Miloud Chennoufi est docteur en sciences politiques de l’Université de Montréal (Canada). Il est professeur en Relations internationales au Collège des Forces canadiennes, et professeur invité à l’Université York de Toronto. Entretien.

Que pensez-vous de la mobilisation qui, après trois mois, ne faiblit pas malgré les obstacles du pouvoir ?

C’est admirable. Principalement parce que les manifestations sont demeurées massives et non-violentes. Et même si le mouvement venait à s’essouffler de lui-même ou sous l’effet des obstacles que dresse devant lui le pouvoir (restriction des espaces de manifestations, intimidation, arrestations), la portée de ce qui s’est produit depuis le 22 février n’est pas seulement d’avoir réfuté les hypothèses de l’apathie et des risques de débordement violents qui servaient auparavant de fondement aux calculs politiques du pouvoir et de l’opposition. C’est également un dépassement salutaire de la vision des aventuriers des années 1990 selon laquelle seule la violence peut apporter le changement. Aussi, cette mobilisation a convaincu les citoyen(ne)s qu’ils (elles) peuvent prendre leur destin en main. C’est fondamental.

Il faut cependant reconnaître que la longévité du cycle des manifestations témoigne à sa manière de l’impasse dans laquelle se trouve le pays. Elle représente en quelque sorte l’autre versant de l’autre témoin de l’impasse que sont les manœuvres du pouvoir pour reproduire le système sous une nouvelle forme.

Il faut prendre ce second témoin très au sérieux parce qu’il repose sur le calcul redoutable que voici : si la mobilisation continue de s’exprimer sous la forme d’un nombre toujours remarquable de manifestants, à la marge ce nombre va avoir tendance à diminuer comparé aux niveaux astronomiques atteints lorsque le mot d’ordre était le départ de Bouteflika. La diminution ne touche pas uniquement le nombre dans l’absolu, mais les catégories sociales et professionnelles représentées dans les manifestations.

Toutes les mesures prises depuis la démission de Bouteflika (les arrestations de figures connues du système et les obstacles de tout genre opposés aux manifestants) visent à accentuer cette diminution à la marge et amener la contestation dans la rue à des proportions où il devient possible de la contenir ou de la liquider par des moyens classiques de coercition.

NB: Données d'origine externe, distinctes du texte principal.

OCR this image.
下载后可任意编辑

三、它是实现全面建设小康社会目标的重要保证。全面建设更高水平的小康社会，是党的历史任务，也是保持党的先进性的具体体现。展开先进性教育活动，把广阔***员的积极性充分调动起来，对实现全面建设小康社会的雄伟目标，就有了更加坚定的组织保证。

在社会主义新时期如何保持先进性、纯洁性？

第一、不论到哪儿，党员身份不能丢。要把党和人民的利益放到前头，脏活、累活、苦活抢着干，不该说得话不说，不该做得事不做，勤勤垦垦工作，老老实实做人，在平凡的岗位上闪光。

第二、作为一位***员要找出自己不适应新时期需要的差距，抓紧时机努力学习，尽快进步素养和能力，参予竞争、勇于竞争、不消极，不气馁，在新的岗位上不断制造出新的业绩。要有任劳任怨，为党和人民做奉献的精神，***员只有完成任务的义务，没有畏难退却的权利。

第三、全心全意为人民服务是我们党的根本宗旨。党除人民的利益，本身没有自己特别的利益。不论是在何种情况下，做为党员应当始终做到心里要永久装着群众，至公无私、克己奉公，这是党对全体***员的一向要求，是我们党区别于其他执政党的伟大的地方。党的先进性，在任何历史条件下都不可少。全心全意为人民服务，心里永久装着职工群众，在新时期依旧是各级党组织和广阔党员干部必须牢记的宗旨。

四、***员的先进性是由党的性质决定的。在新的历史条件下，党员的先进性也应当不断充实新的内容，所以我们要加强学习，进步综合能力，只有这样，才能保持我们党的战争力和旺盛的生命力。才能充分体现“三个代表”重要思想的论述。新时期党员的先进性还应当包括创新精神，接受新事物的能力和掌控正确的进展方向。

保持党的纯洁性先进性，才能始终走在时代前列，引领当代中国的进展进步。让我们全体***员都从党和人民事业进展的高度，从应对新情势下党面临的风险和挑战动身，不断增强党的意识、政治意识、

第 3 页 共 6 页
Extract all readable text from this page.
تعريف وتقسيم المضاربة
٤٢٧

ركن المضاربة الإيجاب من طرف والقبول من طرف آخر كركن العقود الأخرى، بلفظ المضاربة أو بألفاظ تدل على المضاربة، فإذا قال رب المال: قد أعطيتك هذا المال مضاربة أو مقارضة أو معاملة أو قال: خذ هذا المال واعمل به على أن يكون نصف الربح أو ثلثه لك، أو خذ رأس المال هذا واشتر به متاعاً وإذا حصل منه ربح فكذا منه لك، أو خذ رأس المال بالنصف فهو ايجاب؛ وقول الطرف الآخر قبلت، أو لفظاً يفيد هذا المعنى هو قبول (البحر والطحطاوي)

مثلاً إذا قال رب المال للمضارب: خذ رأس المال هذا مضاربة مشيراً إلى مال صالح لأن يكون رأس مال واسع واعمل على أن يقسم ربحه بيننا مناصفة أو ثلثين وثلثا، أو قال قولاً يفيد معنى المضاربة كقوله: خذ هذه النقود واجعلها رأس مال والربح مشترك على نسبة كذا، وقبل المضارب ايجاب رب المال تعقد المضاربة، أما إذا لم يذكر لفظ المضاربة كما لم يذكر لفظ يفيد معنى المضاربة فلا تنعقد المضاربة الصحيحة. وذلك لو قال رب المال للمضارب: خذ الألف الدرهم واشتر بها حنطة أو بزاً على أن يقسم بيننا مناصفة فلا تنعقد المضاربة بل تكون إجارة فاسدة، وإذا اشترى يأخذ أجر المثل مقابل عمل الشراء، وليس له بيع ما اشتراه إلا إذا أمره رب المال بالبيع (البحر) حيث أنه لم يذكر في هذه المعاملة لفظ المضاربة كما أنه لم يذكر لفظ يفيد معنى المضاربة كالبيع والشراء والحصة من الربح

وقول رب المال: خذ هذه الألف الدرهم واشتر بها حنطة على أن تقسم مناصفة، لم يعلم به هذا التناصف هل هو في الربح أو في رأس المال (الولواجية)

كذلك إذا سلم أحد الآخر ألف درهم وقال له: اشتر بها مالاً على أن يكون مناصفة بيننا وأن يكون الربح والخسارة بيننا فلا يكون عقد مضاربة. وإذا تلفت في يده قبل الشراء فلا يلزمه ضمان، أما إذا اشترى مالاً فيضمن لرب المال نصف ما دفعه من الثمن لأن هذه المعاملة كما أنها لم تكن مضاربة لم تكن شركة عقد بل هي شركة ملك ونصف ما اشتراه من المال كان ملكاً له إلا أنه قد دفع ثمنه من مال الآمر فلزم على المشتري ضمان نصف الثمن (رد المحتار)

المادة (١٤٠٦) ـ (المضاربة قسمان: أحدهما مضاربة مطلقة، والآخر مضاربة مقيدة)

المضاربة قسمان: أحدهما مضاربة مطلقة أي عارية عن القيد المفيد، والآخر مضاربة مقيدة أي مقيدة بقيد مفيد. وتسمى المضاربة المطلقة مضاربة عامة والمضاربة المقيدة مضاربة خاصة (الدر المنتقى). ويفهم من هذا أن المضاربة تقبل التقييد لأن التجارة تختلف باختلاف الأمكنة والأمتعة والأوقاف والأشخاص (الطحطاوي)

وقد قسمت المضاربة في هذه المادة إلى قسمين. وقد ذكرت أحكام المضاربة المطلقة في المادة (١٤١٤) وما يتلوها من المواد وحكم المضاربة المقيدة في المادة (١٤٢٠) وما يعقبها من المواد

Bien entendu ce calcul peut s’avérer totalement erroné et inefficace, mais il fait écho à un autre calcul qui, lui aussi, peut s’avérer aussi erroné qu’inefficace, à savoir qu’en dehors de la répression sanglante de grande échelle, le pouvoir ne dispose pas d’autre tactique.

Quoi qu’il en soit, il me semble important d’insister sur un point. L’élan populaire, fondé sur une conviction profonde, tout à fait légitime et largement partagée, du refus d’un retour en arrière ou d’une reproduction du système, et porté par une base populaire d’un type nouveau, ne peut pas gagner par la seule confrontation. C’est-à-dire dans l’absence d’une vision future, claire, et articulée, transcendant les idéologies polarisantes qui traversent la société tout en reconnaissant leur existence. Car l’absence d’une telle vision milite en faveur de la diminution à la marge de la mobilisation et joue contre le mouvement populaire.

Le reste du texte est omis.